7) Saying it out loud matters. I am a big believer of the three words “I love you”. I think it is necessary even if it is not sufficient. Banker is shy of these words but if you want to engender unquestionable love why hold back? Go the whole hog. Say it every day, 5, 10, 20 times a day if you like – contrary to popular belief if you say it continually to the same people, the power is not diluted. At this age, children may not always understand nuance and behaviour and verbalising your emotions and intentions help to bring things home. Once after telling off Lil Bro, he cried and said “You don’t love me anymore”. Since then I have been extra good at verbalising and spelling it out:
“I will love you if you are clever, I will love you if you are not, I will love you if you are fat, I will love you if you are thin. I will love you if you are nice to me. I will love you even if you are horrible to me.
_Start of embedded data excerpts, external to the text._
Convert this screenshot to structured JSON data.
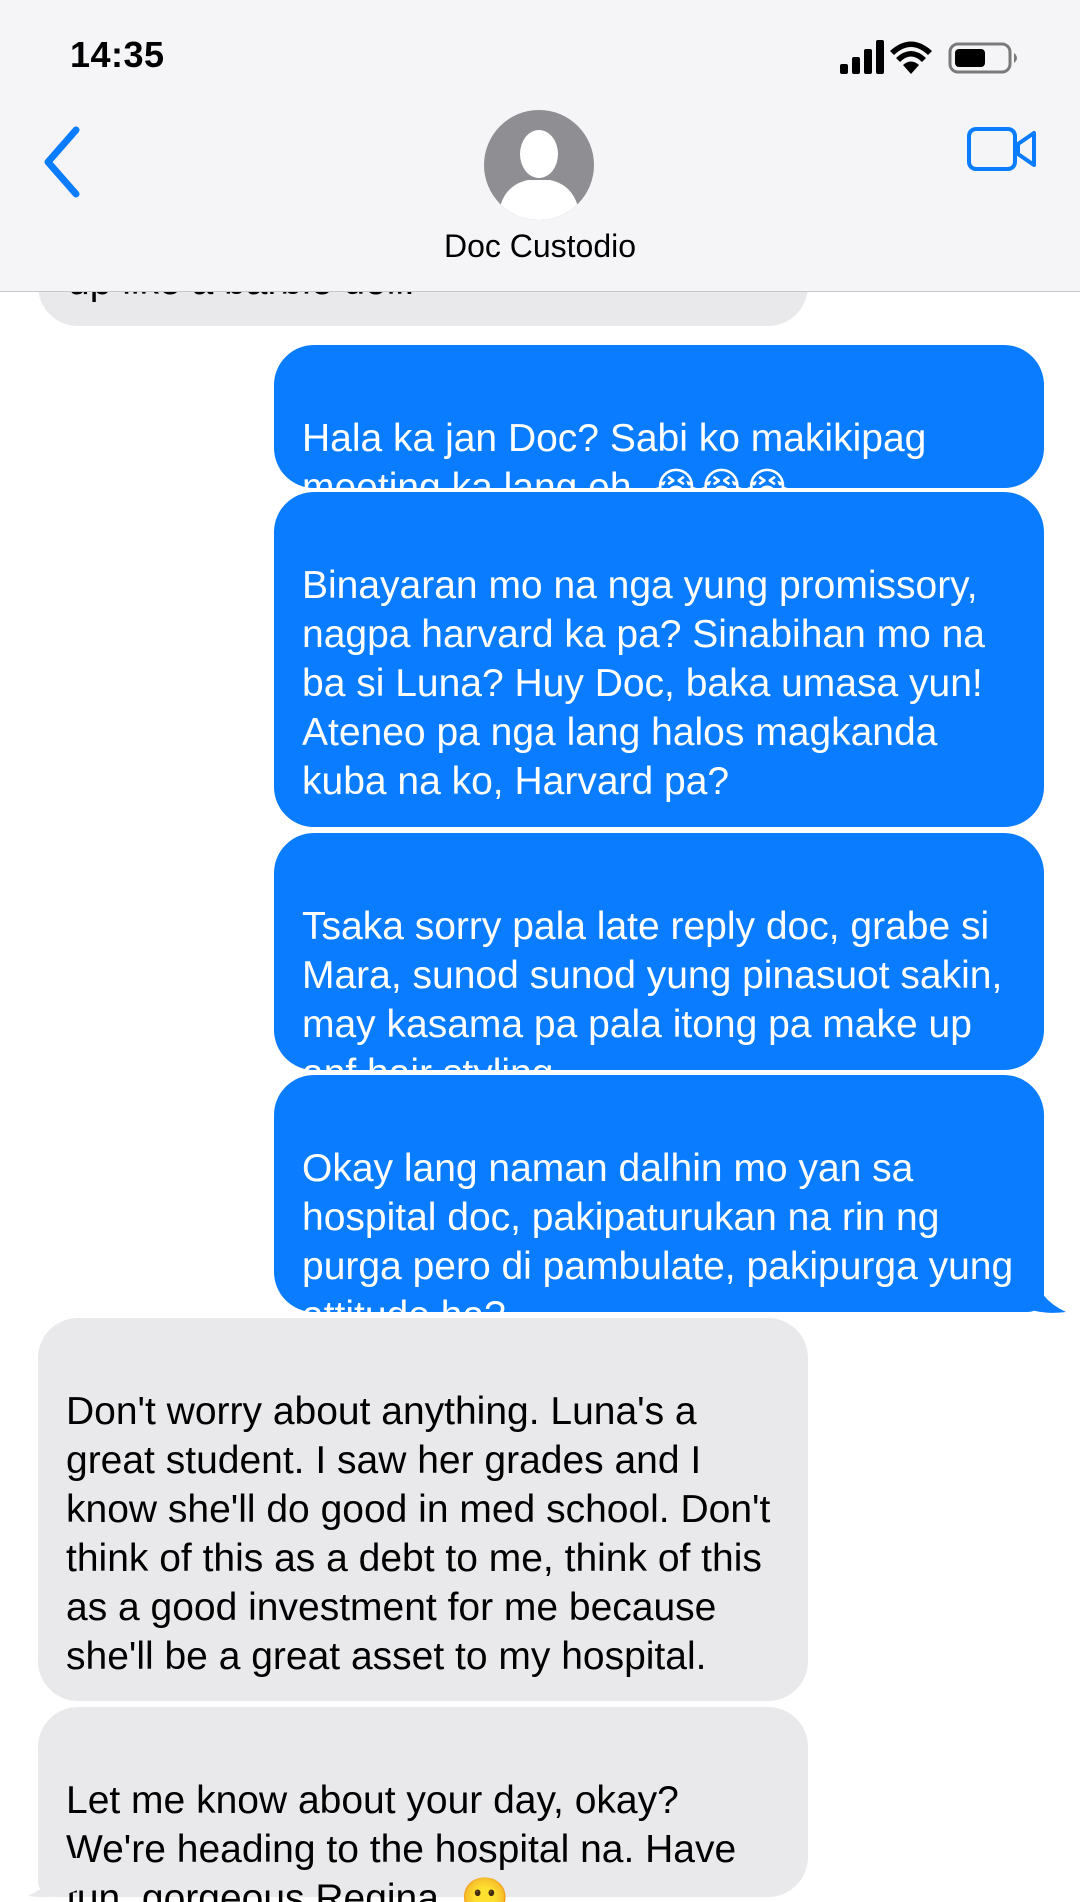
{
  "status_bar": {
    "time": "14:35",
    "icons": [
      "cellular-signal-icon",
      "wifi-icon",
      "battery-icon"
    ]
  },
  "nav": {
    "contact_name": "Doc Custodio",
    "back_icon": "chevron-left-icon",
    "video_icon": "video-camera-icon",
    "avatar_icon": "person-silhouette-icon"
  },
  "colors": {
    "sent_bubble": "#0a7cff",
    "received_bubble": "#e9e9eb",
    "accent": "#0a7cff"
  },
  "messages": [
    {
      "direction": "received",
      "text": "up like a barbie doll."
    },
    {
      "direction": "sent",
      "text": "Hala ka jan Doc? Sabi ko makikipag meeting ka lang eh. 😭😭😭"
    },
    {
      "direction": "sent",
      "text": "Binayaran mo na nga yung promissory, nagpa harvard ka pa? Sinabihan mo na ba si Luna? Huy Doc, baka umasa yun! Ateneo pa nga lang halos magkanda kuba na ko, Harvard pa?"
    },
    {
      "direction": "sent",
      "text": "Tsaka sorry pala late reply doc, grabe si Mara, sunod sunod yung pinasuot sakin, may kasama pa pala itong pa make up anf hair styling."
    },
    {
      "direction": "sent",
      "text": "Okay lang naman dalhin mo yan sa hospital doc, pakipaturukan na rin ng purga pero di pambulate, pakipurga yung attitude ha?"
    },
    {
      "direction": "received",
      "text": "Don't worry about anything. Luna's a great student. I saw her grades and I know she'll do good in med school. Don't think of this as a debt to me, think of this as a good investment for me because she'll be a great asset to my hospital."
    },
    {
      "direction": "received",
      "text": "Let me know about your day, okay? We're heading to the hospital na. Have fun, gorgeous Regina. 🙂"
    }
  ]
}
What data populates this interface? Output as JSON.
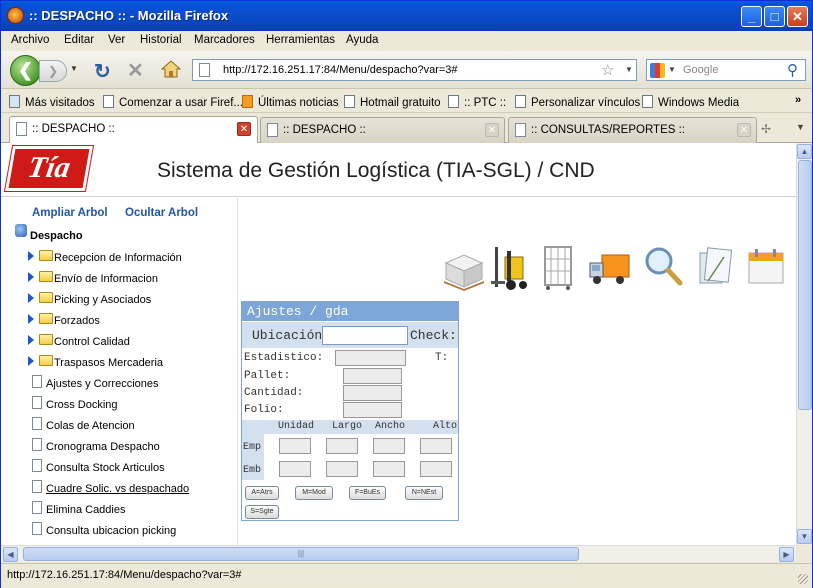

Even when I am shouting at you, I love you. I love you for being you. You will always be beautiful and smart in my eyes. I am proud of you for being you. You will always have my support. I am always here for you. Nothing will change that. I love you.”
For an adult it comes across a bit stalker-ish I know, but for young children it’s good and clear (I hope).
This is by no means a correct or exhaustive list and until Big Sis and Lil Bro are adults, I will have no idea whether my list is effective at all. My consolation is that given that my intentions are blogged, they cannot say I didn’t think about this, and if I failed to let my love be truly felt, they will know that I failed trying.